My sense is that no computational trick with signed tetrahedra volumes will avoid the precision issues that are your main concern. This is because, if you have tightly twisted segments, the orientation of the triangle depends on the precise positioning of the cutting plane.
[image removed; see below]
In the above example, the upper plane crosses the segments in the order (a,b,c) [ccw from above]: (red,blue,green), while the lower plane crosses in the reverse order (c,b,a): (green,blue,red). The height
of the cutting plane could be determined by your last bit of precision.
Consequently, I think it makes sense to just go ahead and compute the points of intersection in
the cutting plane, using enough precision to make the computation exact. If your segment endpoints coordinates and plane coefficients have L bits of precision, then there is just a small constant-factor increase needed. Although I am not certain of precisely what that factor is, it is small--perhaps 4. You will not need e.g., L2 bits, because the computation is solving linear equations.
So there will not be an explosion in the precision required to compute this exactly.
Good luck!
(I was prevented from posting the clarifying image because I don't have the reputation. See
the MO answer instead.)
Edit: Do see the MO answer, but here's the image:
I would write symbolic vector equations, you know, with dot and cross products, to find the normal of the intersection triangle. Then, the sign of the dot product of this normal with the initial triangle one gives the orientation. So finally you can express this in a form sign(F(p1,...,p9)), where p1 to p9 are your points and F() is an ugly formula including dot and cross products of differences (pi-pj). Don't know if this can be done simpler, but this general approach does the job.

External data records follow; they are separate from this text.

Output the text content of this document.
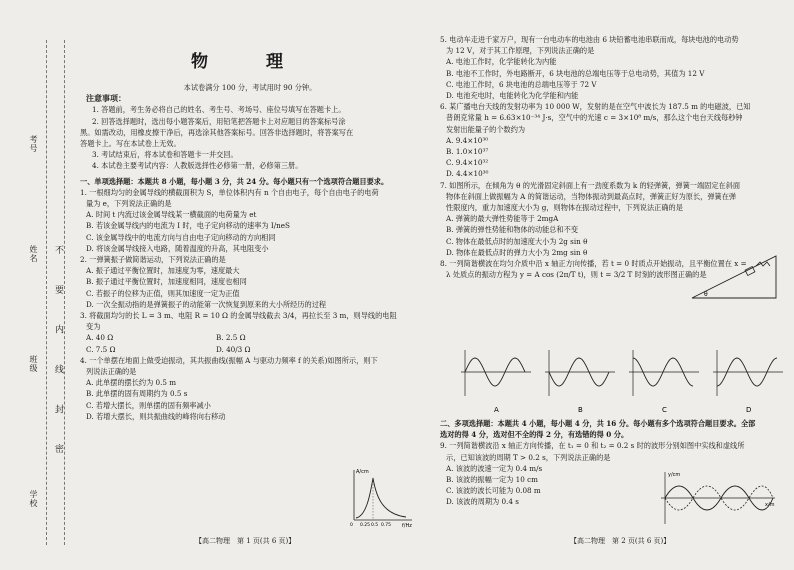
考号
姓名
班级
学校
不 要 内 线 封 密

物 理

本试卷满分 100 分，考试用时 90 分钟。

注意事项：

1. 答题前，考生务必将自己的姓名、考生号、考场号、座位号填写在答题卡上。

2. 回答选择题时，选出每小题答案后，用铅笔把答题卡上对应题目的答案标号涂

黑。如需改动，用橡皮擦干净后，再选涂其他答案标号。回答非选择题时，将答案写在

答题卡上。写在本试卷上无效。

3. 考试结束后，将本试卷和答题卡一并交回。

4. 本试卷主要考试内容：人教版选择性必修第一册，必修第三册。

一、单项选择题：本题共 8 小题，每小题 3 分，共 24 分。每小题只有一个选项符合题目要求。

1. 一根细均匀的金属导线的横截面积为 S，单位体积内有 n 个自由电子，每个自由电子的电荷

量为 e，下列说法正确的是

A. 时间 t 内流过该金属导线某一横截面的电荷量为 et

B. 若该金属导线内的电流为 I 时，电子定向移动的速率为 I/neS

C. 该金属导线中的电流方向与自由电子定向移动的方向相同

D. 将该金属导线接入电路，随着温度的升高，其电阻变小

2. 一弹簧振子做简谐运动，下列说法正确的是

A. 振子通过平衡位置时，加速度为零，速度最大

B. 振子通过平衡位置时，加速度相同，速度也相同

C. 若振子的位移为正值，则其加速度一定为正值

D. 一次全振动指的是弹簧振子的动能第一次恢复到原来的大小所经历的过程

3. 将截面均匀的长 L = 3 m、电阻 R = 10 Ω 的金属导线截去 3/4，再拉长至 3 m，则导线的电阻

变为

A. 40 Ω	B. 2.5 Ω

C. 7.5 Ω	D. 40/3 Ω

4. 一个单摆在地面上做受迫振动，其共振曲线(振幅 A 与驱动力频率 f 的关系)如图所示，则下

列说法正确的是

A. 此单摆的摆长约为 0.5 m

B. 此单摆的固有周期约为 0.5 s

C. 若增大摆长，则单摆的固有频率减小

D. 若增大摆长，则共振曲线的峰将向右移动

A/cm
f/Hz
0 0.25 0.5 0.75
【高二物理　第 1 页(共 6 页)】

5. 电动车走进千家万户，现有一台电动车的电池由 6 块铅蓄电池串联而成，每块电池的电动势

为 12 V，对于其工作原理，下列说法正确的是

A. 电池工作时，化学能转化为内能

B. 电池不工作时，外电路断开，6 块电池的总端电压等于总电动势，其值为 12 V

C. 电池工作时，6 块电池的总端电压等于 72 V

D. 电池充电时，电能转化为化学能和内能

6. 某广播电台天线的发射功率为 10 000 W，发射的是在空气中波长为 187.5 m 的电磁波，已知

普朗克常量 h = 6.63×10⁻³⁴ J·s，空气中的光速 c = 3×10⁸ m/s，那么这个电台天线每秒钟

发射出能量子的个数约为

A. 9.4×10³⁰

B. 1.0×10³⁷

C. 9.4×10³²

D. 4.4×10³⁰

7. 如图所示，在倾角为 θ 的光滑固定斜面上有一劲度系数为 k 的轻弹簧，弹簧一端固定在斜面

物体在斜面上做振幅为 A 的简谐运动，当物体振动到最高点时，弹簧正好为原长，弹簧在弹

性限度内，重力加速度大小为 g，则物体在振动过程中，下列说法正确的是

A. 弹簧的最大弹性势能等于 2mgA

B. 弹簧的弹性势能和物体的动能总和不变

C. 物体在最低点时的加速度大小为 2g sin θ

D. 物体在最低点时的弹力大小为 2mg sin θ

8. 一列简谐横波在均匀介质中沿 x 轴正方向传播，若 t = 0 时质点开始振动，且平衡位置在 x =

λ 处质点的振动方程为 y = A cos (2π/T t)，则 t = 3/2 T 时刻的波形图正确的是

θ
A	B	C	D

二、多项选择题：本题共 4 小题，每小题 4 分，共 16 分。每小题有多个选项符合题目要求。全部

选对的得 4 分，选对但不全的得 2 分，有选错的得 0 分。

9. 一列简谐横波沿 x 轴正方向传播，在 t₁ = 0 和 t₂ = 0.2 s 时的波形分别如图中实线和虚线所

示，已知该波的周期 T > 0.2 s，下列说法正确的是

A. 该波的波速一定为 0.4 m/s

B. 该波的振幅一定为 10 cm

C. 该波的波长可能为 0.08 m

D. 该波的周期为 0.4 s

y/cm
x/m
【高二物理　第 2 页(共 6 页)】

As I understand it, you have three lines intersecting the plane, and you want to calculate the orientation of the triangle formed by the intersection points, without calculating the intersection points themselves?
If so: you have a plane
N·(x - x0) = 0
and six points...
l1a, l1b, l2a, l2b, l3a, l3b
...forming three lines
l1 = l1a + t(l1b - l1a)
l2 = l2a + u(l2b - l2a)
l3 = l3a + v(l3b - l3a)
The intersection points of these lines to the plane occur at specific values of t, u, v, which I'll call ti, ui, vi
N·(l1a + ti(l1b - l1a) - x0) = 0
N·(x0 - l1a)
ti = ----------------
N·(l1b - l1a)
(similarly for ui, vi)
Then the specific points of intersection are
intersect1 = l1a + ti(l1b - l1a)
intersect2 = l2a + ui(l2b - l2a)
intersect3 = l3a + vi(l3b - l3a)
Finally, the orientation of your triangle is
orientation = direction of (intersect2 - intersect1)x(intersect3 - intersect1)
(x is cross-product) Work backwards plugging the values, and you'll have an equation for orientation based only on N, x0, and your six points.
Let's call your triangle vertices T[0], T[1], T[2], and the first line segment's endpoints are L[0] and L[1], the second is L[2] and L[3], and the third is L[4] and L[5]. I imagine you want a function
int Orient(Pt3 T[3], Pt3 L[6]); // index L by L[2*i+j], i=0..2, j=0..1
which returns 1 if the intersections have the same orientation as the triangle, and -1 otherwise.
The result should be symmetric under interchange of j values, antisymmetric under interchange of i values and T indices. As long as you can compute a quantity with these symmetries, that's all you need.
Let's try
Sign(Product( Orient3D(T[i],T[i+1],L[2*i+0],L[2*i+1]) * -Orient3D(T[i],T[i+1],L[2*i+1],L[2*i+0]) ), i=0..2))
where the product should be taken over cyclic permutations of the indices (modulo 3). I believe this has all the symmetry properties required. Orient3D is Shewchuk's 4-point plane orientation test, which I assume you're using.